Brent Race, a veterinary scientist at RML, spoke about the specific experiments that the lab has been conducting over the last few years. He said that as a hunter and a parent with a daughter who hunts, he’s concerned about whether CWD can transmit to humans.
“Fortunately for those of us consuming venison, nearly all the laboratory research performed so far suggests that there is a strong species barrier preventing cervid CWD from infecting humans,” he said. He said epidemiological studies in Colorado, Wyoming and Wisconsin, where CWD has been present on the landscape for a long time, were also encouraging in that they did not indicate a history of transmissibility. Historical populations of middle age and younger people are not showing signs of prion disease increase.

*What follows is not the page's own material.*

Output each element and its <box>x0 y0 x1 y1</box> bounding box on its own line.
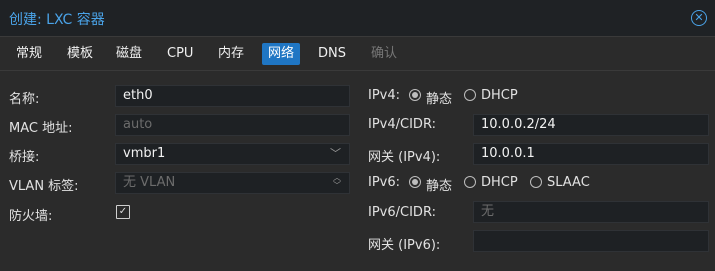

Race described the various ways prion infection was tested in monkeys and “transgenic” mice, including injection into the brain and oral ingestion. There were a few inconsistent results in 4 out of 88 tests involving sub clinical examination of brain tissue for prions, however, indicating that further testing is required.
Montana Department of Fish, Wildlife and Parks disease ecologist Emily Almberg said that CWD was first identified in the south-central part of the state in 2017. They returned to the area and began intensive monitoring in 2018. They also began to monitor the Philipsburg area and the High Line. So far, they have sampled nearly 2,000 animals and had 26 detections.
In these designated management zones, FWP is doing the monitoring by taking samples at hunter check stations, at regional offices and by taking samples form road kills. Outside the designated management zones hunters are asked to get their own deer analyzed and pay the cost of that themselves.
The goal, she said, was to identify every area where infection was greater than 1% with a 95% accuracy. They also have a plan for management. That is to try and keep the infection below 5% of the population.
She said the agency had plans to manage the situation as well. There are restrictions on carcass transport, for instance, within the CWD Management Areas. CWD is particularly stable in environment worry about transmission for up to two years. Neither the full spinal cord nor the skull can be transported. Any taxidermy done must occur within the management zone.
The agency is also looking at managing the herds through hunting by increasing the harvest of mule deer bucks, which show an infection rate 2 to 3 times higher than the does. They may also direct hunters to “hot spots” where infection rates are climbing.
According to Almberg, there are a couple of study areas in Wyoming and Colorado where CWD has brought on population declines in mule deer. In Wyoming, one population suffered a 21% annual decline and in one heavily infected herd in Colorado saw a 45% decline.
Overall, however, the disease was a very slow-moving phenomenon, she said.
“We know that these declines are a possibility,” she said, “but overall this disease is very slow moving. We may not see any huge impact in our generation, but maybe our grandchildren will if we don’t do anything about it.”
Asked about the symptoms of an infected deer, she said in the terminal stages it could be emaciated, have a drooping head or drooping ears, or be walking in circles, stumbling, or other erratic behavior. It could be unresponsive to humans. But because symptoms can take so long to show, it is not a good way to judge infection. So far, all the symptomatic deer that have been analyzed turned out negative, and all the positives they have gotten looked in pretty good shape.